There's nothing like a first-hand rumour. "A friend told me" - let's have a few more that are CR2 - a friend told me that Canon is developing more lenses, printers and cameras. Very impressive rumour reporting.


----------



## scott (Aug 3, 2010)

*Re: 1Ds Mark IV & More [CR1]*

I guess now I will have to wait another month to decide which new body to buy. Let's hope cutting edge means a sensor that won't overheat after 30 min of constant use.


----------



## ronderick (Aug 3, 2010)

*Re: 1Ds Mark IV & More [CR1]*

Well, it's not a matter of whether Canon is going to release the next 1Ds installment, but more of a question about WHEN. 

As for "revolutionary", I would say make it the first Canon camera to cross the 3,000+ megapixal line...



... and we can all cry if Canon announces a new mount at Photokina.


----------



## J-Man (Aug 3, 2010)

*Re: 1Ds Mark IV & More [CR1]*

Wild thought, optical and in body IS working together.
That would be revolutionary.

New sensor tech? Sure, 
Control focus while in video mode with the zoom buttons? That too.


----------



## Jason (Aug 3, 2010)

*Re: 1Ds Mark IV & More [CR1]*

The Alexa actually offers full uncompressed RAW recording.

http://www.abelcine.com/articles/index.php?option=com_content&view=article&id=511:arri-alexa-post-workflow-options-quality-a-ease&catid=25&Itemid=46


----------



## jlevie01 (Aug 3, 2010)

*Re: 1Ds Mark IV & More [CR1]*



Jason said:


> The Alexa actually offers full uncompressed RAW recording.



Hmmm, interesting. Gotta be careful with this kind of lingo, though. Even with "uncompressed" raw or HD output there would seem to be a codec in place.

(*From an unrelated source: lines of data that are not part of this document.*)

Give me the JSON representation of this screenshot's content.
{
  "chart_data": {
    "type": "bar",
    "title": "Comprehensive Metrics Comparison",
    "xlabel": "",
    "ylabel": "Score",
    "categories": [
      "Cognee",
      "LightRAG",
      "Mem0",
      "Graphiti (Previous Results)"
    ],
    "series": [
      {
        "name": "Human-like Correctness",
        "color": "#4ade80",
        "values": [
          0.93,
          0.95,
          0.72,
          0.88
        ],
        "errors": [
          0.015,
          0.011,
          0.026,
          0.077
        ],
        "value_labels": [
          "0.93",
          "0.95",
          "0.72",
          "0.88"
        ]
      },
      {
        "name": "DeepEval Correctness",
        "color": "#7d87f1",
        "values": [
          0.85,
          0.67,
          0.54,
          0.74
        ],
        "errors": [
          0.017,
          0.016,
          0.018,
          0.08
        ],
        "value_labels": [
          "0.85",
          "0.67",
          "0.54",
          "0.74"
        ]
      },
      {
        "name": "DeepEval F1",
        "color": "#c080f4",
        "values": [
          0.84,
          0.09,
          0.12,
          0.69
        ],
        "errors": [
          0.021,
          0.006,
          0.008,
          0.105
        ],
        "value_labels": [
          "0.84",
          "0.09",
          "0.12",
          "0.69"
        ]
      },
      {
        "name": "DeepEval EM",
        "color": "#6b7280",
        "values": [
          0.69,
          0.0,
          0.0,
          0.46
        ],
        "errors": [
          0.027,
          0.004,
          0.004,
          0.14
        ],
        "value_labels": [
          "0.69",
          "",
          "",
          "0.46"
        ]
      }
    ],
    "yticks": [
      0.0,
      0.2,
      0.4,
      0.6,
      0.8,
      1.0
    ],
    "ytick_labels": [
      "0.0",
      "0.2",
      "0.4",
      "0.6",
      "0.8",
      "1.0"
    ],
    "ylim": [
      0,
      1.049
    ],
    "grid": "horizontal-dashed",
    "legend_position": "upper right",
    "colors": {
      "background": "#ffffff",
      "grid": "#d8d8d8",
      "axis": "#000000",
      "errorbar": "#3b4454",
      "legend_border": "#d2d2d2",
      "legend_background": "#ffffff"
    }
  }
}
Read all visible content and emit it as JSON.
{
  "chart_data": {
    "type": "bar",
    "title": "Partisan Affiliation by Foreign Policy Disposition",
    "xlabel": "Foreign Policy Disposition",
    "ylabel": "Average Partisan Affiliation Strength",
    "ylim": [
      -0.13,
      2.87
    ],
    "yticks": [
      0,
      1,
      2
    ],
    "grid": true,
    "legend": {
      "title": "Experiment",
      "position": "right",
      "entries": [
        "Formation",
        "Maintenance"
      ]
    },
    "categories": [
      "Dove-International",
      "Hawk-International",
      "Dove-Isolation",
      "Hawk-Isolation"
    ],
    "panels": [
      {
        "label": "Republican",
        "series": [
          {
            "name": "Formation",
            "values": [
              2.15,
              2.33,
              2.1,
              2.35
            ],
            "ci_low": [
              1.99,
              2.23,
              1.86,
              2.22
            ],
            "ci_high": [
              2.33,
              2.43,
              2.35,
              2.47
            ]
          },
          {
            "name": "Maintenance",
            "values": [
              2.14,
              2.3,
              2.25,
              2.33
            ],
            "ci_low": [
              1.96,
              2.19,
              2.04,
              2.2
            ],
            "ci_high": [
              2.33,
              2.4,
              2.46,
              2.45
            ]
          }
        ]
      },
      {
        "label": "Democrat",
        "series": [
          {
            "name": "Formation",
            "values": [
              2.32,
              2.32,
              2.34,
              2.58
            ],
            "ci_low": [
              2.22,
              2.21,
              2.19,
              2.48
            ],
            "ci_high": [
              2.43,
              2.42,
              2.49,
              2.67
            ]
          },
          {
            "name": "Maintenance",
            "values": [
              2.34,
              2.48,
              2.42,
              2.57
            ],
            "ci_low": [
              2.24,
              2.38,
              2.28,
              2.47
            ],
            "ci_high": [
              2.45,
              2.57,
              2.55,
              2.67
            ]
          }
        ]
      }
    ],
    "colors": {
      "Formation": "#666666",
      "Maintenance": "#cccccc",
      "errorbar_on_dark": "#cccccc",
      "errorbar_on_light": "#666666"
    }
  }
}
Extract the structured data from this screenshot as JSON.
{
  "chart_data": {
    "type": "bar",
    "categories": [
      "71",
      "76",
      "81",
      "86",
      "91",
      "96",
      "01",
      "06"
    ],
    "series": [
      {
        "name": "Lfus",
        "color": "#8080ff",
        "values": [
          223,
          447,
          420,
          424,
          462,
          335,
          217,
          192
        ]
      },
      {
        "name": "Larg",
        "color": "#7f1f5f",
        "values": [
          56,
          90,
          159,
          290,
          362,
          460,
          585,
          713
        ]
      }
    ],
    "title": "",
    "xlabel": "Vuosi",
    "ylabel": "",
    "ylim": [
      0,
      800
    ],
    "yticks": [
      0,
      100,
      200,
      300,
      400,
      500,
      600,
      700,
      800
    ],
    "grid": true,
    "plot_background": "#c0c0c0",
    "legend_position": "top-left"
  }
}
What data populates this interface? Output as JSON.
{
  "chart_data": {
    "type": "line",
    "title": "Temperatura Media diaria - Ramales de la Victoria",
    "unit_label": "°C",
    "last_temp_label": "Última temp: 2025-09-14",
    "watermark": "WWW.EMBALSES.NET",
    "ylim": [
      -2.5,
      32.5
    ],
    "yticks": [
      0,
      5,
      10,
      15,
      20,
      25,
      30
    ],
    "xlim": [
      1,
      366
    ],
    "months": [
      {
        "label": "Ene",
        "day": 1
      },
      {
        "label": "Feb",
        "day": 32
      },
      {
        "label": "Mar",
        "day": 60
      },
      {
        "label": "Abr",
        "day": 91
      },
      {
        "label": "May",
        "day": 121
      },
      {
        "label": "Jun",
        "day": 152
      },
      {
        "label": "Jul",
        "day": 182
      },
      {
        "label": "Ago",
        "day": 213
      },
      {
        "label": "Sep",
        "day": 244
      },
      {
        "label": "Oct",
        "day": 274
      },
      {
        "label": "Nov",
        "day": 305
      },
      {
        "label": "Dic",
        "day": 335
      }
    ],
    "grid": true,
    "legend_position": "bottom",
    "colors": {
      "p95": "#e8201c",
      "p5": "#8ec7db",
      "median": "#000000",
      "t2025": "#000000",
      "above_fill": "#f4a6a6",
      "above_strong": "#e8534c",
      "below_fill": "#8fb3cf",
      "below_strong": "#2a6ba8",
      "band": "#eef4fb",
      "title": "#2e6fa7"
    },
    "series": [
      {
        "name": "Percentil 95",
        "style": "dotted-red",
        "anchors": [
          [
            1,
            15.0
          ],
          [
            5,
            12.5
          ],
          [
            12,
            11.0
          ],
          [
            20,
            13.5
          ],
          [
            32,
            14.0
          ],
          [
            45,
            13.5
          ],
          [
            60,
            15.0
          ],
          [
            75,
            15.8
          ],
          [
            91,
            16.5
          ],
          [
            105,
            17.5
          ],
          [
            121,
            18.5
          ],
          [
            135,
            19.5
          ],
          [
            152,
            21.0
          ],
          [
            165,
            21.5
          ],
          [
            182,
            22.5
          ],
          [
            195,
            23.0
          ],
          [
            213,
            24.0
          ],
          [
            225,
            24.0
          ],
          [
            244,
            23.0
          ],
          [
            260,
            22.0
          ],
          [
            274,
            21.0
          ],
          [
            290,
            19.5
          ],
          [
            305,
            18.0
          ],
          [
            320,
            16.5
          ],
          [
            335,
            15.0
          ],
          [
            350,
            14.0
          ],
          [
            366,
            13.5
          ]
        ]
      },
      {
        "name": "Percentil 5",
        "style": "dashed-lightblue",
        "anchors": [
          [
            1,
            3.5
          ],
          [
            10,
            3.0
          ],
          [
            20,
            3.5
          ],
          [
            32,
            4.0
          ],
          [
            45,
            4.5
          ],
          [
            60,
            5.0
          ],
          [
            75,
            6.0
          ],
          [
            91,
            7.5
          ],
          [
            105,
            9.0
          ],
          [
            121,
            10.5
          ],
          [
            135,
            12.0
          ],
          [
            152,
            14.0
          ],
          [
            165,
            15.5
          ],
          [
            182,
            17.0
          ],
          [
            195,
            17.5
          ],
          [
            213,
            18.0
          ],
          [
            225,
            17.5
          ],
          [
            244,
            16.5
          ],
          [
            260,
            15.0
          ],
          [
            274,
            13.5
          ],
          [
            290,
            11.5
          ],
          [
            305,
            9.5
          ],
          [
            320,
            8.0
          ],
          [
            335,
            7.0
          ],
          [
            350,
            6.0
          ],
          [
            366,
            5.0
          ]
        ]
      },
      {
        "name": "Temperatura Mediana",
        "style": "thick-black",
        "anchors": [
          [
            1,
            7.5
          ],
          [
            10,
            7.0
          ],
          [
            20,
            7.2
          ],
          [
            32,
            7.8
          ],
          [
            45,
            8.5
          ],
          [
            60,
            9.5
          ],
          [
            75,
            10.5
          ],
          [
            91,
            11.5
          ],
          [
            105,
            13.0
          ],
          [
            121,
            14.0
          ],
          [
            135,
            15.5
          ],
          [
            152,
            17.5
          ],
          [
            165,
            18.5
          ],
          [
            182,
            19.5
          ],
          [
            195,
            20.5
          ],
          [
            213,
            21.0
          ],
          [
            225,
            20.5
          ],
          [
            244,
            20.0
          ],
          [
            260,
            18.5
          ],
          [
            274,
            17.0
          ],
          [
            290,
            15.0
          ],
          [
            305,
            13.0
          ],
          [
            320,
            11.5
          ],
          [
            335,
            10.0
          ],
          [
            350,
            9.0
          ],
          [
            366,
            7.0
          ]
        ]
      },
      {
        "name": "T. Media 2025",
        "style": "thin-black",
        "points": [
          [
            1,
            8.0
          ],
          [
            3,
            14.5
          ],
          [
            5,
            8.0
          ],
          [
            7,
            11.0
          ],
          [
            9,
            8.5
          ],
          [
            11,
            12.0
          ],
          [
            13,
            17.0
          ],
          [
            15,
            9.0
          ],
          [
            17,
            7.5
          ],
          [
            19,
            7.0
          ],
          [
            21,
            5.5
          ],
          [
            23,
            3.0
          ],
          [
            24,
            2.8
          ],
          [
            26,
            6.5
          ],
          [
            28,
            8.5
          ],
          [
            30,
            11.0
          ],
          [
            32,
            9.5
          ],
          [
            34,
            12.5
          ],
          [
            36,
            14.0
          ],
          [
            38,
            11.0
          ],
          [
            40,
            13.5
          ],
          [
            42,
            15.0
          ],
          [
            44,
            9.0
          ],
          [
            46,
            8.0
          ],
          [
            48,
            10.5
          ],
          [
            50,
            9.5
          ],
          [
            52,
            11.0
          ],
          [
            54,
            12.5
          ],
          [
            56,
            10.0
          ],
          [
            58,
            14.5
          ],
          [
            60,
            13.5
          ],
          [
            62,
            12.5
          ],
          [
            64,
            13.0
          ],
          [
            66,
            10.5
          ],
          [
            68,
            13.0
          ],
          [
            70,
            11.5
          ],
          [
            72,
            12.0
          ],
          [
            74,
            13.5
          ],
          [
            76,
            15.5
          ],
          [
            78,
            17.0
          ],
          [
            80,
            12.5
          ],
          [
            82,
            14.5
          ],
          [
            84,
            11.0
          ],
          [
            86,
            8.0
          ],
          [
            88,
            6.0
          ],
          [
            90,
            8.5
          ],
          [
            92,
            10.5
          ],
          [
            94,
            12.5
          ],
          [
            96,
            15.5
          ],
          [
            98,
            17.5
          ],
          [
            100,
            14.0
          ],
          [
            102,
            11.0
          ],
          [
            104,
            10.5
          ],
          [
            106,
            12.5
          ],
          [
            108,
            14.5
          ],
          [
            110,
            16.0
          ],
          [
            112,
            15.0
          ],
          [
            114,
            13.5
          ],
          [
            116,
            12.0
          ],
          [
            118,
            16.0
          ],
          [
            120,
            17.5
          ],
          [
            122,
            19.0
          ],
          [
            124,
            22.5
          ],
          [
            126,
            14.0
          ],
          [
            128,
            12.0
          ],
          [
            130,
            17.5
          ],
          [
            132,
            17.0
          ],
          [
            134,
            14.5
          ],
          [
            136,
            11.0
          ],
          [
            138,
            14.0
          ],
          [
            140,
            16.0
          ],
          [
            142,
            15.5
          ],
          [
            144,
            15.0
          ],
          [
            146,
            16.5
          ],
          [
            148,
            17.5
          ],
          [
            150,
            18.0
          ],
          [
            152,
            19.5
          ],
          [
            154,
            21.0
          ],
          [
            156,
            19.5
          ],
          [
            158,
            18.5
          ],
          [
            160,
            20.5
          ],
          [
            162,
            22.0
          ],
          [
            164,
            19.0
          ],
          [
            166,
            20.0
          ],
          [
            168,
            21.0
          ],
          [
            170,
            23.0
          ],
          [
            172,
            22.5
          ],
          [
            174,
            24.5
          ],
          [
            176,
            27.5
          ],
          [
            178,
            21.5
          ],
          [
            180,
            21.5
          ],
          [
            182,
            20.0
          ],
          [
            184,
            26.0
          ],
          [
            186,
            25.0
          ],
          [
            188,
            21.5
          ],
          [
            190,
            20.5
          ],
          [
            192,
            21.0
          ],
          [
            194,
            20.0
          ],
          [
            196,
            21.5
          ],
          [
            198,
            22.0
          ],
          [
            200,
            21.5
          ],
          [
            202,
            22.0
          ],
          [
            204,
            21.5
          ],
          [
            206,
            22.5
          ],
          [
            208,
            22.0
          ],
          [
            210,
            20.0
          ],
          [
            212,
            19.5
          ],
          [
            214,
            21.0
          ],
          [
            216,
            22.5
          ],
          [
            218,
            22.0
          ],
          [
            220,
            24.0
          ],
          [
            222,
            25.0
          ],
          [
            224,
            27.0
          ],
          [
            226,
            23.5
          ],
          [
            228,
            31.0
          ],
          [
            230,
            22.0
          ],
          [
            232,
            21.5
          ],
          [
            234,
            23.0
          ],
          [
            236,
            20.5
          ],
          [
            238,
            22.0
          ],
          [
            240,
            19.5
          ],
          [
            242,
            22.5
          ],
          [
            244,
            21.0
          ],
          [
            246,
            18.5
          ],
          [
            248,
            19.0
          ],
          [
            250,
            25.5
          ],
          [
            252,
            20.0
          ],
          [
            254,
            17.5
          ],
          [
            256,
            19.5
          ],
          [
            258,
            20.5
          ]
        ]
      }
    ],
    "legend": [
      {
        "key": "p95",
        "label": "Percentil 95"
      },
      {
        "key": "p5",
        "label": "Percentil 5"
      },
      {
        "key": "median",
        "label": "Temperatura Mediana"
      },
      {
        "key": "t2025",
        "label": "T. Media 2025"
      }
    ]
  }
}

I have a feeling there is some sort of "loss-less" compression going on in the same vein as with RED. 

Maybe I'm just behind the times.


----------



## joeltan111 (Aug 3, 2010)

*Re: 1Ds Mark IV & More [CR1]*

Hmm... how about an EVIL or a super small entry-level as a 1000d replacement? 

I think a 1000d replacement IS in the works. the price has fallen like hell in the last 6 months, stock is being cleared. 
Between now and december, i would expect the following: 
1000d replacement- 2000d? 
50d replacement- 60d
1ds mk4.

Sounds about right?


----------